Unlike gold, the PGMs are finding little support from the selloff in equity markets overnight. With palladium usage so closely tied to the automobile industry, the disappointing economic data from China overnight poses a threat to demand. Barron’s over the weekend touted platinum as a potential bull market for 2019, but that would seem to require a rotation towards using platinum (as opposed to palladium) in automobile catalytic converters, which may take a more sustained and substantial differential in prices. Comments from automakers in late 2018 suggested that this is not a simple maneuver. Platinum seems to need a sustained risk-on attitude in the market just to trade back to the top of the recent coiling action, and it is not getting that this morning. Look for support in April Platinum at $785, with resistance at $809.30. March palladium is holding up surprisingly well in the face of the stock market weakness, but in order to avoid a significant selloff, it may need to hold above the 21-day moving average at $1180.80. Look for resistance at $1205.30 and $1210.20.

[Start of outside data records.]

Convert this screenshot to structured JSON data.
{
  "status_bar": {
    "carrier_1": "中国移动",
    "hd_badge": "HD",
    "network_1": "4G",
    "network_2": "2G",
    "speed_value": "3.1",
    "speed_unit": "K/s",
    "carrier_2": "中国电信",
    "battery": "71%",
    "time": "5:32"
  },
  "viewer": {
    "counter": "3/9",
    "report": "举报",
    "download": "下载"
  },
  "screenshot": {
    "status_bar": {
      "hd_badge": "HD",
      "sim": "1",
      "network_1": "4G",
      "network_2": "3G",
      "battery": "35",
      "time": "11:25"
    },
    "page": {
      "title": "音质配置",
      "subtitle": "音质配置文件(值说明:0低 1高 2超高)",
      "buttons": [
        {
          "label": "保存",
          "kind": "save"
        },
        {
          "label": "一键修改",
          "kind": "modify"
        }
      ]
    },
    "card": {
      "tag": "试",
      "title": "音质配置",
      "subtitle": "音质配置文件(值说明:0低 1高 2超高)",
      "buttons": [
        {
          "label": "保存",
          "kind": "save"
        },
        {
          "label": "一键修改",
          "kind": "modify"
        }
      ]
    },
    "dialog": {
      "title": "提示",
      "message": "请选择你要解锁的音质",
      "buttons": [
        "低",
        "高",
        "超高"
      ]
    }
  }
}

The gold market continues to build strength on market anxiety, and with no solution in sight to the government shutdown/border wall impasse, that anxiety could continue to build. February gold could a gap up at $1292.80 today that dates back to June 20th. Additional resistance comes in at $1296.50 and $1300, with support at $1279.70 and key support down at the 200-day moving average at $1268.20. March silver may be following gold higher but could be held back by equity market anxiety, which threatens industrial consumption. A key resistance point comes in at the 200-day moving average at $15.645.”

Silver closed up $0.11 at $15.54. This area remains interesting in that while the silver bullion market is not as active there is still plenty of buying so the public feels comfortable at these price levels – I would imagine simply because in the longer term silver bullion remains cheap.Gold in the New Year – Up and Down Makes Sense

Platinum closed up $3.20 at $799.10 and palladium closed up $1.60 at $1255.50.